For the discovery of candidate biomarkers on high-dimensional gene expression data, existing published methods can be summarized into these categories: (1) Statistical analysis technologies. Generally, these methods filter differentially expressed genes on pairs of tumor and adjacent normal tissue using parametric test or nonparametric test (Baldi and Long
2001; Jafari and Azuaje
2006), which mainly rely on the statistical characteristics of gene expression data without any learning algorithm. Therefore, these methods are efficient but have poor performance on large-scale data. (2) Machine learning methods.

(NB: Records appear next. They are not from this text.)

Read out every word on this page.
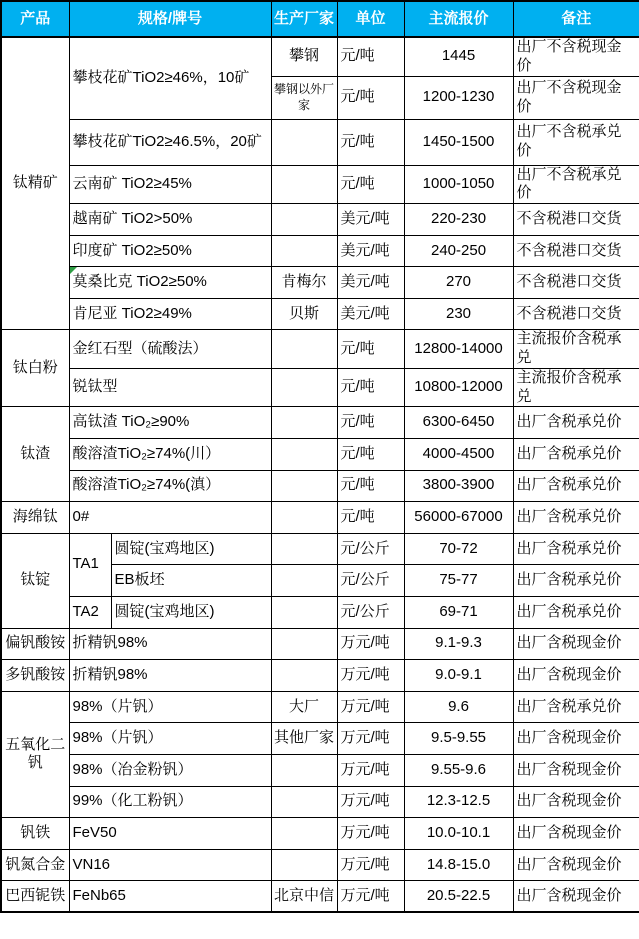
产品	规格/牌号		生产厂家	单位	主流报价	备注
钛精矿	攀枝花矿TiO2≥46%，10矿		攀钢	元/吨	1445	出厂不含税现金价
			攀钢以外厂家	元/吨	1200-1230	出厂不含税现金价
	攀枝花矿TiO2≥46.5%，20矿			元/吨	1450-1500	出厂不含税承兑价
	云南矿 TiO2≥45%			元/吨	1000-1050	出厂不含税承兑价
	越南矿 TiO2>50%			美元/吨	220-230	不含税港口交货
	印度矿 TiO2≥50%			美元/吨	240-250	不含税港口交货
	莫桑比克 TiO2≥50%		肯梅尔	美元/吨	270	不含税港口交货
	肯尼亚 TiO2≥49%		贝斯	美元/吨	230	不含税港口交货
钛白粉	金红石型（硫酸法）			元/吨	12800-14000	主流报价含税承兑
	锐钛型			元/吨	10800-12000	主流报价含税承兑
钛渣	高钛渣 TiO₂≥90%			元/吨	6300-6450	出厂含税承兑价
	酸溶渣TiO₂≥74%(川）			元/吨	4000-4500	出厂含税承兑价
	酸溶渣TiO₂≥74%(滇）			元/吨	3800-3900	出厂含税承兑价
海绵钛	0#			元/吨	56000-67000	出厂含税承兑价
钛锭	TA1	圆锭(宝鸡地区)		元/公斤	70-72	出厂含税承兑价
		EB板坯		元/公斤	75-77	出厂含税承兑价
	TA2	圆锭(宝鸡地区)		元/公斤	69-71	出厂含税承兑价
偏钒酸铵	折精钒98%			万元/吨	9.1-9.3	出厂含税现金价
多钒酸铵	折精钒98%			万元/吨	9.0-9.1	出厂含税现金价
五氧化二钒	98%（片钒）		大厂	万元/吨	9.6	出厂含税承兑价
	98%（片钒）		其他厂家	万元/吨	9.5-9.55	出厂含税现金价
	98%（冶金粉钒）			万元/吨	9.55-9.6	出厂含税现金价
	99%（化工粉钒）			万元/吨	12.3-12.5	出厂含税现金价
钒铁	FeV50			万元/吨	10.0-10.1	出厂含税现金价
钒氮合金	VN16			万元/吨	14.8-15.0	出厂含税现金价
巴西铌铁	FeNb65		北京中信	万元/吨	20.5-22.5	出厂含税现金价
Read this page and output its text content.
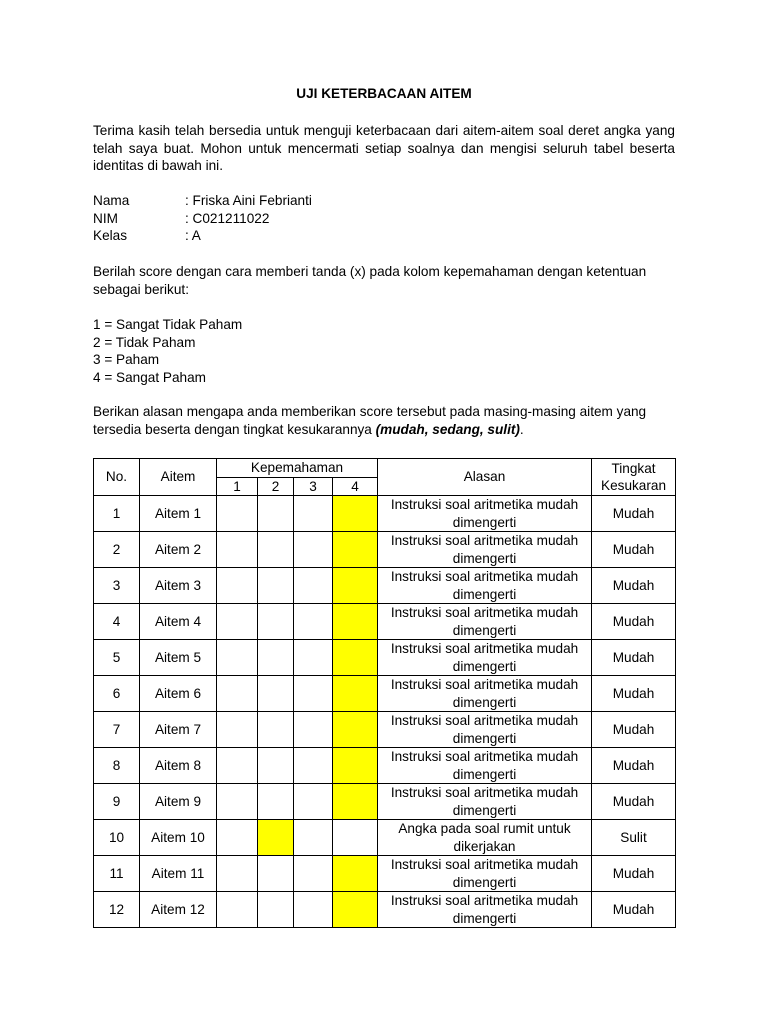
UJI KETERBACAAN AITEM

Terima kasih telah bersedia untuk menguji keterbacaan dari aitem-aitem soal deret angka yang telah saya buat. Mohon untuk mencermati setiap soalnya dan mengisi seluruh tabel beserta identitas di bawah ini.

Nama	: Friska Aini Febrianti
NIM	: C021211022
Kelas	: A

Berilah score dengan cara memberi tanda (x) pada kolom kepemahaman dengan ketentuan sebagai berikut:

1 = Sangat Tidak Paham
2 = Tidak Paham
3 = Paham
4 = Sangat Paham

Berikan alasan mengapa anda memberikan score tersebut pada masing-masing aitem yang tersedia beserta dengan tingkat kesukarannya (mudah, sedang, sulit).

No.	Aitem	Kepemahaman				Alasan	Tingkat
Kesukaran
		1	2	3	4		
1	Aitem 1					Instruksi soal aritmetika mudah dimengerti	Mudah
2	Aitem 2					Instruksi soal aritmetika mudah dimengerti	Mudah
3	Aitem 3					Instruksi soal aritmetika mudah dimengerti	Mudah
4	Aitem 4					Instruksi soal aritmetika mudah dimengerti	Mudah
5	Aitem 5					Instruksi soal aritmetika mudah dimengerti	Mudah
6	Aitem 6					Instruksi soal aritmetika mudah dimengerti	Mudah
7	Aitem 7					Instruksi soal aritmetika mudah dimengerti	Mudah
8	Aitem 8					Instruksi soal aritmetika mudah dimengerti	Mudah
9	Aitem 9					Instruksi soal aritmetika mudah dimengerti	Mudah
10	Aitem 10					Angka pada soal rumit untuk dikerjakan	Sulit
11	Aitem 11					Instruksi soal aritmetika mudah dimengerti	Mudah
12	Aitem 12					Instruksi soal aritmetika mudah dimengerti	Mudah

Although the number of measured genes in gene expression data from DNA microarrays is large, only a few underlying gene components account for tumor type classification and these genes are selected as candidate biomarkers through machine learning methods (Díaz-Uriarte and de Andres
2006; Liu
et al.
2005). However, these methods are unable to detect cancer-specific differentially expressed genes and have limits on multiple datasets. (3) Deep learning methods. Way
et al. (Way and Greene
2018) proposed a variational autoencoder framework and conducted cancer stratification, and specific activated expression patterns by training it on The Cancer Genome Atlas (TCGA) (The Cancer Genome Atlas Research Network
et al.
2013) pan-cancer RNA-seq data. Similarly, Dandee
et al. (Danaee
et al.
2017) used a stacked denoising autoencoder model to extract deep features of high-dimensional gene expression profiles and performed classification on them. Referencing visualization methods, Lyu
et al. (Lyu and Haque
2018) embedded gene expression data into 2-D images and made classification based on a deep convolutional neural network. Khoshghalbvash
et al. (Khoshghalbvash and Gao
2019) constructed an integrative deep neural network to perform classification and feature selection on multi-source genomic data. These deep learning methods show better performance than previous approaches. However, gene expression data is usually high-dimensional and the number of samples for different cancer types is unbalanced. Deep learning framework could gain a good performance on tumor types with a large sample size, as to small samples, the generalization ability becomes weaker. The data volume of the existing single high-quality dataset (such as TCGA) is not enough to fully exert the advantages of deep learning, especially since the sample size of some relatively uncommon tumor types is extremely small. There exist a large number of datasets from different research institutions on the Gene Expression Comprehensive Database (GEO), which are of relatively low quality, with inconsistent internal variances, lack of labels, and other challenges (Barrett
et al.
2007). Exploiting the use of these datasets to improve the performance of deep learning in gene expression analysis is attractive.